I’m laughing and crying and bouncing Lola all at once. She squawks, offended by the volume, but quiets again when I press a kiss to her temple.
Another goal, thirty seconds later—HellBlades again.
Final score: 5-3.
They’re going to the Stanley Cup.
Everyone is yelling, hugging, texting their players, half-drunk and totally euphoric. I sit on the couch with Lola curled in my arms, heart pounding, and smile so wide my cheeks hurt.
***
The apartment is dark when I unlock the door, save for the amber glow of the hallway light and the blinking red of the stove clock. I toe off my shoes and carry Lola inside, her breath soft and steady against my chest as she dozes in the wrap.
I don’t bother turning on the lights.
I walk through the familiar space—the apartment I moved into when my body couldn’t carry me any further on its own. Bedrest. The baby. Jaymie. It had all happened here, between these walls. Somehow, this place became home. Became ours.

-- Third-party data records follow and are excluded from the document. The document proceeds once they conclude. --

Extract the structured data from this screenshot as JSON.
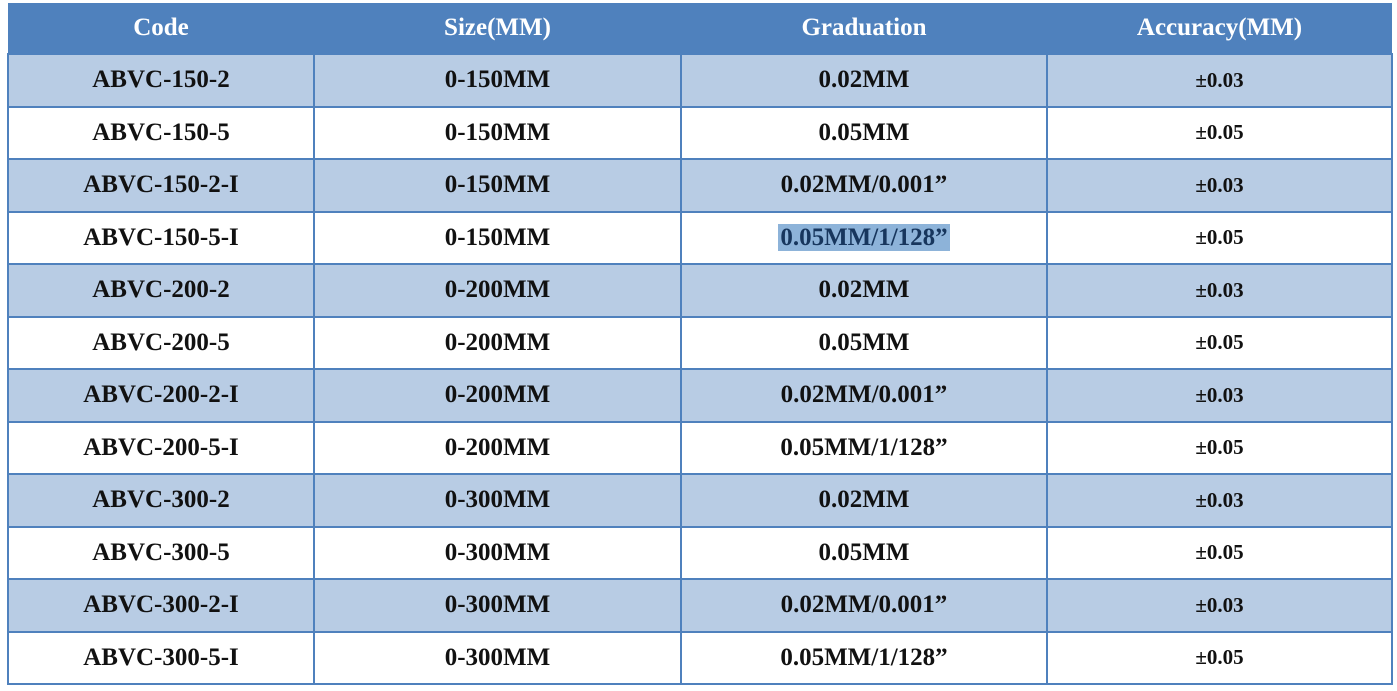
{
  "table": {
    "headers": [
      "Code",
      "Size(MM)",
      "Graduation",
      "Accuracy(MM)"
    ],
    "rows": [
      [
        "ABVC-150-2",
        "0-150MM",
        "0.02MM",
        "±0.03"
      ],
      [
        "ABVC-150-5",
        "0-150MM",
        "0.05MM",
        "±0.05"
      ],
      [
        "ABVC-150-2-I",
        "0-150MM",
        "0.02MM/0.001”",
        "±0.03"
      ],
      [
        "ABVC-150-5-I",
        "0-150MM",
        "0.05MM/1/128”",
        "±0.05"
      ],
      [
        "ABVC-200-2",
        "0-200MM",
        "0.02MM",
        "±0.03"
      ],
      [
        "ABVC-200-5",
        "0-200MM",
        "0.05MM",
        "±0.05"
      ],
      [
        "ABVC-200-2-I",
        "0-200MM",
        "0.02MM/0.001”",
        "±0.03"
      ],
      [
        "ABVC-200-5-I",
        "0-200MM",
        "0.05MM/1/128”",
        "±0.05"
      ],
      [
        "ABVC-300-2",
        "0-300MM",
        "0.02MM",
        "±0.03"
      ],
      [
        "ABVC-300-5",
        "0-300MM",
        "0.05MM",
        "±0.05"
      ],
      [
        "ABVC-300-2-I",
        "0-300MM",
        "0.02MM/0.001”",
        "±0.03"
      ],
      [
        "ABVC-300-5-I",
        "0-300MM",
        "0.05MM/1/128”",
        "±0.05"
      ]
    ],
    "selected_cell": {
      "row": 3,
      "col": 2
    }
  },
  "colors": {
    "header": "#4f81bd",
    "alt_row": "#b8cce4",
    "border": "#4f81bd",
    "selection": "#8db3d9"
  }
}
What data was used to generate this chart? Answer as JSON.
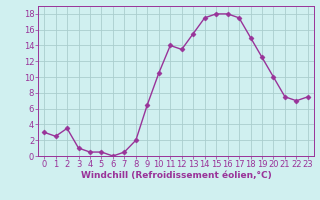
{
  "x": [
    0,
    1,
    2,
    3,
    4,
    5,
    6,
    7,
    8,
    9,
    10,
    11,
    12,
    13,
    14,
    15,
    16,
    17,
    18,
    19,
    20,
    21,
    22,
    23
  ],
  "y": [
    3,
    2.5,
    3.5,
    1,
    0.5,
    0.5,
    0,
    0.5,
    2,
    6.5,
    10.5,
    14,
    13.5,
    15.5,
    17.5,
    18,
    18,
    17.5,
    15,
    12.5,
    10,
    7.5,
    7,
    7.5
  ],
  "line_color": "#993399",
  "marker": "D",
  "markersize": 2.5,
  "linewidth": 1.0,
  "xlabel": "Windchill (Refroidissement éolien,°C)",
  "xlabel_fontsize": 6.5,
  "xlim": [
    -0.5,
    23.5
  ],
  "ylim": [
    0,
    19
  ],
  "yticks": [
    0,
    2,
    4,
    6,
    8,
    10,
    12,
    14,
    16,
    18
  ],
  "xticks": [
    0,
    1,
    2,
    3,
    4,
    5,
    6,
    7,
    8,
    9,
    10,
    11,
    12,
    13,
    14,
    15,
    16,
    17,
    18,
    19,
    20,
    21,
    22,
    23
  ],
  "background_color": "#d0f0f0",
  "grid_color": "#aacece",
  "tick_fontsize": 6,
  "tick_color": "#993399",
  "spine_color": "#993399"
}
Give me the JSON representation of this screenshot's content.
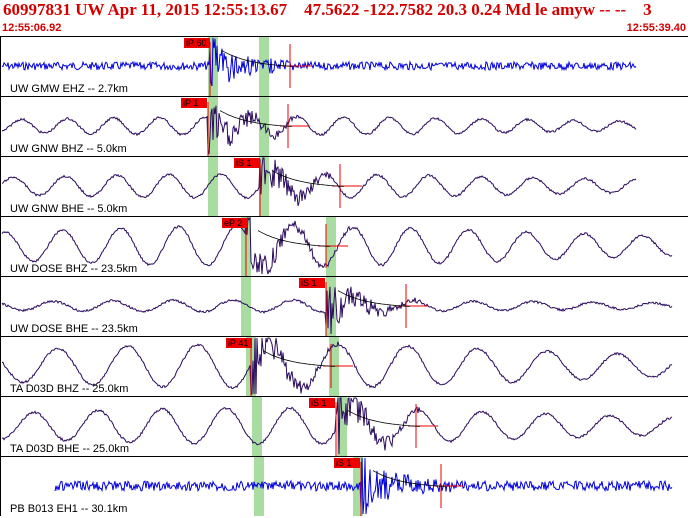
{
  "header": {
    "title": "60997831 UW Apr 11, 2015 12:55:13.67    47.5622 -122.7582 20.3 0.24 Md le amyw -- --    3",
    "start_time": "12:55:06.92",
    "end_time": "12:55:39.40"
  },
  "colors": {
    "title": "#d40000",
    "trace_blue": "#0000dd",
    "trace_purple": "#2a0a5e",
    "pick_box": "#ee0000",
    "window_green": "#a8dca0",
    "separator": "#000000"
  },
  "traces": [
    {
      "label": "UW GMW EHZ -- 2.7km",
      "color": "blue",
      "pick": "iP 60",
      "green": [
        212,
        263
      ],
      "style": "noise"
    },
    {
      "label": "UW GNW BHZ -- 5.0km",
      "color": "purple",
      "pick": "iP 1",
      "green": [
        212,
        263
      ],
      "style": "wave"
    },
    {
      "label": "UW GNW BHE -- 5.0km",
      "color": "purple",
      "pick": "iS 1",
      "green": [
        212,
        263
      ],
      "style": "wave"
    },
    {
      "label": "UW DOSE BHZ -- 23.5km",
      "color": "purple",
      "pick": "eP 2",
      "green": [
        245,
        330
      ],
      "style": "wave"
    },
    {
      "label": "UW DOSE BHE -- 23.5km",
      "color": "purple",
      "pick": "iS 1",
      "green": [
        245,
        330
      ],
      "style": "wave"
    },
    {
      "label": "TA D03D BHZ -- 25.0km",
      "color": "purple",
      "pick": "iP 41",
      "green": [
        250,
        333
      ],
      "style": "wave"
    },
    {
      "label": "TA D03D BHE -- 25.0km",
      "color": "purple",
      "pick": "iS 1",
      "green": [
        256,
        341
      ],
      "style": "wave"
    },
    {
      "label": "PB B013 EH1 -- 30.1km",
      "color": "blue",
      "pick": "iS 1",
      "green": [
        258,
        357
      ],
      "style": "noise"
    }
  ]
}
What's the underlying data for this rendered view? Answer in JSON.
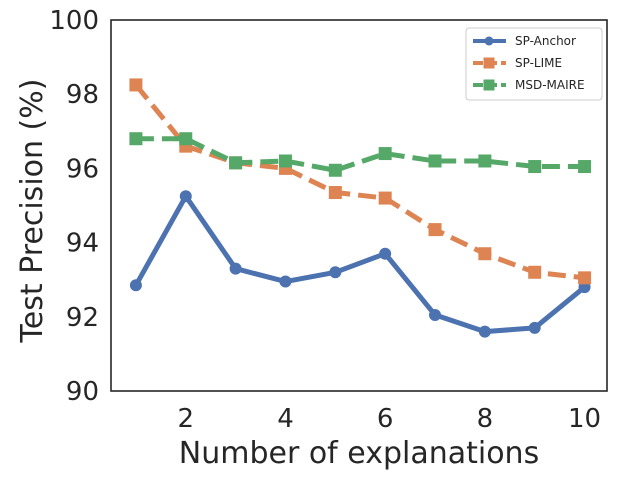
{
  "chart_data": {
    "type": "line",
    "title": "",
    "xlabel": "Number of explanations",
    "ylabel": "Test Precision (%)",
    "xlim": [
      0.5,
      10.45
    ],
    "ylim": [
      90,
      100
    ],
    "xticks": [
      2,
      4,
      6,
      8,
      10
    ],
    "yticks": [
      90,
      92,
      94,
      96,
      98,
      100
    ],
    "grid": false,
    "legend_position": "top-right",
    "x": [
      1,
      2,
      3,
      4,
      5,
      6,
      7,
      8,
      9,
      10
    ],
    "series": [
      {
        "name": "SP-Anchor",
        "color": "#4c72b0",
        "marker": "circle",
        "linestyle": "solid",
        "values": [
          92.85,
          95.25,
          93.3,
          92.95,
          93.2,
          93.7,
          92.05,
          91.6,
          91.7,
          92.8
        ]
      },
      {
        "name": "SP-LIME",
        "color": "#dd8452",
        "marker": "square",
        "linestyle": "dashed",
        "values": [
          98.25,
          96.6,
          96.15,
          96.0,
          95.35,
          95.2,
          94.35,
          93.7,
          93.2,
          93.05
        ]
      },
      {
        "name": "MSD-MAIRE",
        "color": "#55a868",
        "marker": "square",
        "linestyle": "dashed",
        "values": [
          96.8,
          96.8,
          96.15,
          96.2,
          95.95,
          96.4,
          96.2,
          96.2,
          96.05,
          96.05
        ]
      }
    ]
  }
}
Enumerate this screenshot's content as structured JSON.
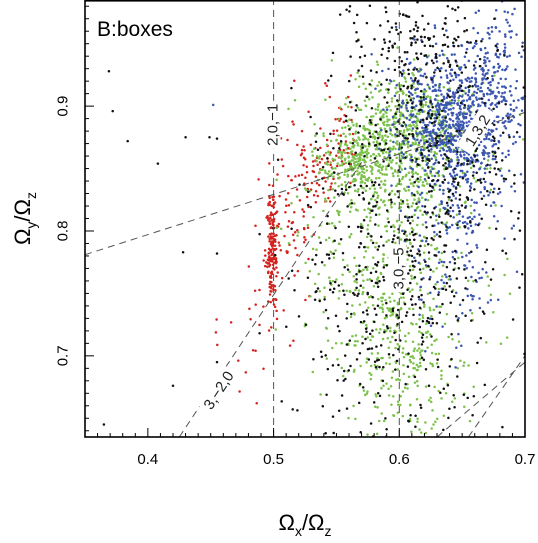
{
  "chart_data": {
    "type": "scatter",
    "panel_label": "B:boxes",
    "xlim": [
      0.35,
      0.7
    ],
    "ylim": [
      0.635,
      0.985
    ],
    "xticks": [
      0.4,
      0.5,
      0.6,
      0.7
    ],
    "yticks": [
      0.7,
      0.8,
      0.9
    ],
    "xtick_labels": [
      "0.4",
      "0.5",
      "0.6",
      "0.7"
    ],
    "ytick_labels": [
      "0.7",
      "0.8",
      "0.9"
    ],
    "xlabel": {
      "main": "Ω",
      "sub1": "x",
      "sep": "/Ω",
      "sub2": "z"
    },
    "ylabel": {
      "main": "Ω",
      "sub1": "y",
      "sep": "/Ω",
      "sub2": "z"
    },
    "grid": false,
    "colors": {
      "black": "#111111",
      "red": "#d4231e",
      "green": "#7cc24a",
      "blue": "#3a56b0"
    },
    "series": [
      {
        "color_key": "red",
        "clusters": [
          {
            "cx": 0.499,
            "cy": 0.785,
            "sx": 0.0025,
            "sy": 0.022,
            "n": 160
          },
          {
            "cx": 0.515,
            "cy": 0.805,
            "sx": 0.012,
            "sy": 0.03,
            "n": 60
          },
          {
            "cx": 0.535,
            "cy": 0.85,
            "sx": 0.012,
            "sy": 0.02,
            "n": 80
          },
          {
            "cx": 0.555,
            "cy": 0.875,
            "sx": 0.006,
            "sy": 0.02,
            "n": 40
          },
          {
            "cx": 0.48,
            "cy": 0.715,
            "sx": 0.015,
            "sy": 0.04,
            "n": 25
          }
        ]
      },
      {
        "color_key": "green",
        "clusters": [
          {
            "cx": 0.605,
            "cy": 0.875,
            "sx": 0.028,
            "sy": 0.025,
            "n": 600
          },
          {
            "cx": 0.59,
            "cy": 0.79,
            "sx": 0.033,
            "sy": 0.06,
            "n": 550
          },
          {
            "cx": 0.565,
            "cy": 0.855,
            "sx": 0.012,
            "sy": 0.012,
            "n": 180
          },
          {
            "cx": 0.6,
            "cy": 0.69,
            "sx": 0.025,
            "sy": 0.035,
            "n": 200
          }
        ]
      },
      {
        "color_key": "blue",
        "clusters": [
          {
            "cx": 0.645,
            "cy": 0.89,
            "sx": 0.023,
            "sy": 0.026,
            "n": 800
          },
          {
            "cx": 0.645,
            "cy": 0.8,
            "sx": 0.02,
            "sy": 0.045,
            "n": 220
          },
          {
            "cx": 0.68,
            "cy": 0.93,
            "sx": 0.012,
            "sy": 0.03,
            "n": 150
          }
        ]
      },
      {
        "color_key": "black",
        "clusters": [
          {
            "cx": 0.62,
            "cy": 0.86,
            "sx": 0.04,
            "sy": 0.05,
            "n": 420
          },
          {
            "cx": 0.595,
            "cy": 0.74,
            "sx": 0.04,
            "sy": 0.055,
            "n": 350
          },
          {
            "cx": 0.62,
            "cy": 0.95,
            "sx": 0.035,
            "sy": 0.02,
            "n": 130
          }
        ]
      }
    ],
    "outliers": [
      {
        "x": 0.369,
        "y": 0.928,
        "c": "black"
      },
      {
        "x": 0.372,
        "y": 0.896,
        "c": "black"
      },
      {
        "x": 0.384,
        "y": 0.872,
        "c": "black"
      },
      {
        "x": 0.408,
        "y": 0.854,
        "c": "black"
      },
      {
        "x": 0.43,
        "y": 0.875,
        "c": "black"
      },
      {
        "x": 0.449,
        "y": 0.875,
        "c": "black"
      },
      {
        "x": 0.455,
        "y": 0.874,
        "c": "black"
      },
      {
        "x": 0.452,
        "y": 0.901,
        "c": "blue"
      },
      {
        "x": 0.455,
        "y": 0.782,
        "c": "black"
      },
      {
        "x": 0.428,
        "y": 0.783,
        "c": "black"
      },
      {
        "x": 0.365,
        "y": 0.645,
        "c": "black"
      },
      {
        "x": 0.42,
        "y": 0.676,
        "c": "black"
      },
      {
        "x": 0.455,
        "y": 0.695,
        "c": "black"
      }
    ],
    "resonance_lines": [
      {
        "label": "2,0,−1",
        "points": [
          [
            0.5,
            0.635
          ],
          [
            0.5,
            0.985
          ]
        ],
        "label_at": [
          0.5,
          0.885
        ],
        "label_rotate": -90
      },
      {
        "label": "3,0,−5",
        "points": [
          [
            0.6,
            0.635
          ],
          [
            0.6,
            0.985
          ]
        ],
        "label_at": [
          0.6,
          0.77
        ],
        "label_rotate": -90
      },
      {
        "label": "3,−2,0",
        "points": [
          [
            0.425,
            0.635
          ],
          [
            0.57,
            0.855
          ]
        ],
        "label_at": [
          0.457,
          0.672
        ],
        "label_rotate": -57
      },
      {
        "label": "1,3,2",
        "points": [
          [
            0.35,
            0.781
          ],
          [
            0.58,
            0.855
          ],
          [
            0.7,
            0.895
          ]
        ],
        "label_at": [
          0.663,
          0.88
        ],
        "label_rotate": -58
      },
      {
        "label": "",
        "points": [
          [
            0.6,
            0.985
          ],
          [
            0.67,
            0.985
          ]
        ]
      },
      {
        "label": "",
        "points": [
          [
            0.63,
            0.635
          ],
          [
            0.7,
            0.695
          ]
        ]
      },
      {
        "label": "",
        "points": [
          [
            0.655,
            0.635
          ],
          [
            0.7,
            0.7
          ]
        ]
      }
    ]
  }
}
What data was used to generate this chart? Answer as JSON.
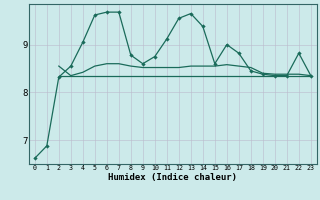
{
  "xlabel": "Humidex (Indice chaleur)",
  "background_color": "#cceaea",
  "grid_color": "#bbcccc",
  "line_color": "#1a6b5a",
  "xlim": [
    -0.5,
    23.5
  ],
  "ylim": [
    6.5,
    9.85
  ],
  "yticks": [
    7,
    8,
    9
  ],
  "xticks": [
    0,
    1,
    2,
    3,
    4,
    5,
    6,
    7,
    8,
    9,
    10,
    11,
    12,
    13,
    14,
    15,
    16,
    17,
    18,
    19,
    20,
    21,
    22,
    23
  ],
  "series_main_x": [
    0,
    1,
    2,
    3,
    4,
    5,
    6,
    7,
    8,
    9,
    10,
    11,
    12,
    13,
    14,
    15,
    16,
    17,
    18,
    19,
    20,
    21,
    22,
    23
  ],
  "series_main_y": [
    6.62,
    6.88,
    8.32,
    8.55,
    9.05,
    9.62,
    9.68,
    9.68,
    8.78,
    8.6,
    8.75,
    9.12,
    9.55,
    9.65,
    9.38,
    8.6,
    9.0,
    8.82,
    8.45,
    8.38,
    8.35,
    8.35,
    8.82,
    8.35
  ],
  "series_mid_x": [
    2,
    3,
    4,
    5,
    6,
    7,
    8,
    9,
    10,
    11,
    12,
    13,
    14,
    15,
    16,
    17,
    18,
    19,
    20,
    21,
    22,
    23
  ],
  "series_mid_y": [
    8.55,
    8.35,
    8.42,
    8.55,
    8.6,
    8.6,
    8.55,
    8.52,
    8.52,
    8.52,
    8.52,
    8.55,
    8.55,
    8.55,
    8.58,
    8.55,
    8.52,
    8.4,
    8.38,
    8.38,
    8.38,
    8.35
  ],
  "series_flat_x": [
    2,
    3,
    4,
    5,
    6,
    7,
    8,
    9,
    10,
    11,
    12,
    13,
    14,
    15,
    16,
    17,
    18,
    19,
    20,
    21,
    22,
    23
  ],
  "series_flat_y": [
    8.35,
    8.35,
    8.35,
    8.35,
    8.35,
    8.35,
    8.35,
    8.35,
    8.35,
    8.35,
    8.35,
    8.35,
    8.35,
    8.35,
    8.35,
    8.35,
    8.35,
    8.35,
    8.35,
    8.35,
    8.35,
    8.35
  ]
}
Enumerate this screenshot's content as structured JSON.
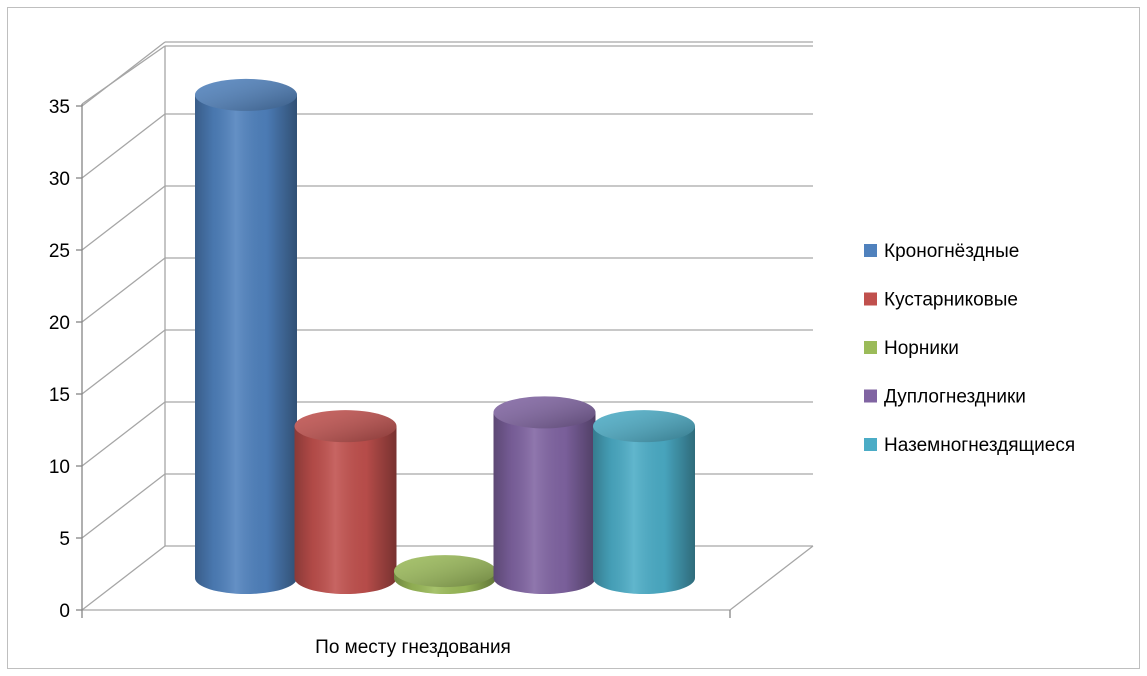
{
  "chart_data": {
    "type": "bar",
    "style": "3d-cylinder",
    "categories": [
      "По месту гнездования"
    ],
    "series": [
      {
        "name": "Кроногнёздные",
        "values": [
          35
        ],
        "color": "#4F81BD"
      },
      {
        "name": "Кустарниковые",
        "values": [
          11
        ],
        "color": "#C0504D"
      },
      {
        "name": "Норники",
        "values": [
          0.5
        ],
        "color": "#9BBB59"
      },
      {
        "name": "Дуплогнездники",
        "values": [
          12
        ],
        "color": "#8064A2"
      },
      {
        "name": "Наземногнездящиеся",
        "values": [
          11
        ],
        "color": "#4BACC6"
      }
    ],
    "y_ticks": [
      "0",
      "5",
      "10",
      "15",
      "20",
      "25",
      "30",
      "35"
    ],
    "ylim": [
      0,
      40
    ],
    "grid": true,
    "legend": "right",
    "title": "",
    "xlabel": "",
    "ylabel": ""
  }
}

I settle onto the couch, slipping Lola out of the wrap and into the bassinet beside it. She stretches slightly, one arm flinging out like she’s reaching for something in her dreams, and then sighs.
Jaymie’s hoodie is still draped over the armrest. I pull it on, the fabric soft and comforting, and tuck my knees under me.
The game plays silently in my memory—his goal, the way he grinned through the camera lens like he could feel me watching. The team’s celebration. The sheer magnitude of it all.
I pick up my phone and tap out a quick message.
Congrats, superstar. That goal was insane. She and I screamed our faces off. We love you.
I hit send before I can overthink the we. Before I can wonder what Jaymie will think about being lumped in with me and a baby that shares zero of his DNA.
Butas I sit in the quiet, I can’t stop my mind from wandering.
What would she call him?
“Jaymie” feels too formal. Too distant. “Jay”?
“Dad”?
I blink, surprised at how warm that thought feels. Like a coat pulled over cold shoulders.
It’s kind of cool, actually.
She’s already his in every way that matters. Who cares about biology? He’s the one who held her first, who stayed up rocking her through that second night while I sobbed into a pillow. He’s the one who carries her like she’s precious cargo, who talks to her like she understands every word, who looks at her like she hung the moon.
He’s already the best dad I could’ve imagined for her.
Maybe that’s enough. Maybe it’s everything.
I lean back into the cushions, listening to the soft night sounds of the apartment—traffic below, the hum of the fridge, Lola’s sleepy breathing—and wonder where we’re going from here.
Because something tells me… it’s somewhere good.
Somewhere real.
Jaymie
The air inside thearena isn’t just electric—it’s vibrating. Alive. Game 7. Stanley Cup Final. Series tied 3–3.
Every seat in the building is filled, every inch of plexiglass pressed with faces, painted cheeks, fists clenched. The noise is a wall—deafening, relentless, thrumming through my chest like a war drum. I skate onto the ice and it hits me in the sternum.